Privacy
What Holler collects, and what it does not.
Holler is a bulletin board for neighborhood businesses to post short updates to the people nearby. We keep this page in plain language and we keep it accurate. The short version: we run our own lightweight, privacy-respecting analytics so we can make the product better, and we do not sell your data, set tracking cookies, or work with ad networks or data brokers.
If you are a visitor.
You can use Holler without an account, and we never ask you to create one. We do keep first-party analytics so we can see how the site is used and improve it. It is all our own: no third-party analytics, no ad networks, no tracking pixels, and no cookies.
For each event (a page view, how far you scroll, how long a page is open, which tiles you tap) we store a small, deliberately coarse record:
- A one-way hash of your IP address. The raw IP is hashed with a salt that rotates daily and is never written to disk or logs. We keep the hash to tell sessions apart, not to identify you.
- Your country and region. Never your city, never precise coordinates.
- Your browser and device family, bucketed (for example “Safari, iOS, phone”), never the full user-agent string.
- Your screen size.
Events within a single visit share a random id kept in your browser's session storage. It is not a cookie, it never leaves as one, and it clears the moment you close the tab. We do not use it to recognize you on a later visit.
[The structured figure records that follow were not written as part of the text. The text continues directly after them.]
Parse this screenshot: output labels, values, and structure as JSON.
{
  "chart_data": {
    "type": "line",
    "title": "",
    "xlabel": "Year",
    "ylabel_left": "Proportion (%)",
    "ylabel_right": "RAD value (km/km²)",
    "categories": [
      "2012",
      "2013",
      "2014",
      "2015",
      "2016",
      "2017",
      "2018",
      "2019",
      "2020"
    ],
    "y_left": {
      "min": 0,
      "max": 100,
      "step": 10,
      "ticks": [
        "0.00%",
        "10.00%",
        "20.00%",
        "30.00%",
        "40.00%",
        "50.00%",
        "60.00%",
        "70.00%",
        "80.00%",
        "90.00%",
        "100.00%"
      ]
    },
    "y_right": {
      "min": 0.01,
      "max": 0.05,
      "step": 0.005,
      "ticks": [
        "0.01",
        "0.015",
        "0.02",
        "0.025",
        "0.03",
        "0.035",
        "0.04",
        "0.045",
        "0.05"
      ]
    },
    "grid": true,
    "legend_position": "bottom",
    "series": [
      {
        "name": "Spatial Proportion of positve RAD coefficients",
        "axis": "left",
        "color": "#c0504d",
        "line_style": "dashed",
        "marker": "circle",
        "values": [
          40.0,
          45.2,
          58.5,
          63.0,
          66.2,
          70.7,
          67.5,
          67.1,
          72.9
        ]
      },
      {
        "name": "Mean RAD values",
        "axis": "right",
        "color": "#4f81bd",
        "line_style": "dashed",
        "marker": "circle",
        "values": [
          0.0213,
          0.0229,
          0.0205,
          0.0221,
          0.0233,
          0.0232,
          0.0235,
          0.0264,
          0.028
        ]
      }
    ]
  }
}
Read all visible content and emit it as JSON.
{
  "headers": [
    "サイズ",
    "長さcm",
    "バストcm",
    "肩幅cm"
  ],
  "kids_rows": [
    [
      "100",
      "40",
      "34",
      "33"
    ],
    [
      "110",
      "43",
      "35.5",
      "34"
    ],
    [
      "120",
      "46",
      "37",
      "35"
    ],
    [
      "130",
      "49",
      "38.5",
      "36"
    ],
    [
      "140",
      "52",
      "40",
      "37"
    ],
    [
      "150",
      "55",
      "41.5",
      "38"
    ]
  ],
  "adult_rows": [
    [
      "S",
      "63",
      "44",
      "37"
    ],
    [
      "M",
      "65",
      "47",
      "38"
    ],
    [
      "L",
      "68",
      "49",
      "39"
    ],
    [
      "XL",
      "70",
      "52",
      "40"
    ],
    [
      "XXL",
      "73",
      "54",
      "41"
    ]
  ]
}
Location. When you grant location access, your coordinates are used in memory to sort the feed to what is nearby. They are not logged, not sent to anyone, and not kept beyond that request. If you do not grant location, we fall back to a coarse regional feed based on the country/region above. Nothing about your location is stored either way.
If you run a business on Holler.
To run a business account we store your email address, business name, business address, and verification status. Your email is how you sign in: we send a magic link, you tap it, you are in. No passwords. In the mobile app, a sign-in token is stored securely on your device (the iOS keychain) so you stay signed in between visits.
Your hollers are public by design. That is the whole point: you are saying something to the people nearby. We store the words you write and the photo you compose (photos live in Holler's own media storage) and show them on onholler.com to people in range, for the duration of each post.
Holler is built to feed the Neighborhood Commons, an open dataset licensed CC BY 4.0 that lets other local apps surface neighborhood activity with credit to the business that posted it. As we connect that pipe, your public hollers become part of that open dataset. Until then they live in Holler's own systems. Either way, a holler is a public statement, not private data.
We will never sell or rent your account data. Ask us to delete your account and we delete it, including the posts you made. See how to delete your account for the in-app and email paths.
Who helps us run Holler.
A few infrastructure providers process data on our behalf, under their own security and privacy terms, only so the app works:
- Supabase hosts our database and issues the sign-in magic link; it stores your account email and your posts.
- Resend delivers our transactional email (the sign-in link and team invites).
- Cloudflare R2 stores and serves the photos you attach to a holler.
- Sentry receives crash reports when it is enabled, scrubbed of your email and any sign-in token.
These are processors that run the service, not partners we sell to. We share nothing with advertisers or data brokers.
What we do not do.
- We do not set tracking cookies or recognize visitors across separate visits.
- We do not run third-party analytics, heatmaps, session recording, or fingerprinting SDKs.
- We do not sell, rent, or share your data with advertisers or data brokers.
- We do not store your precise location or your raw IP address.
- We do not use your data to train models unrelated to running Holler.
Questions.
Email [email protected]. A real person answers.
Last updated 2026-05-12. This page tracks actual product behavior. If you find a drift between the page and the product, that is a bug and we want to hear about it.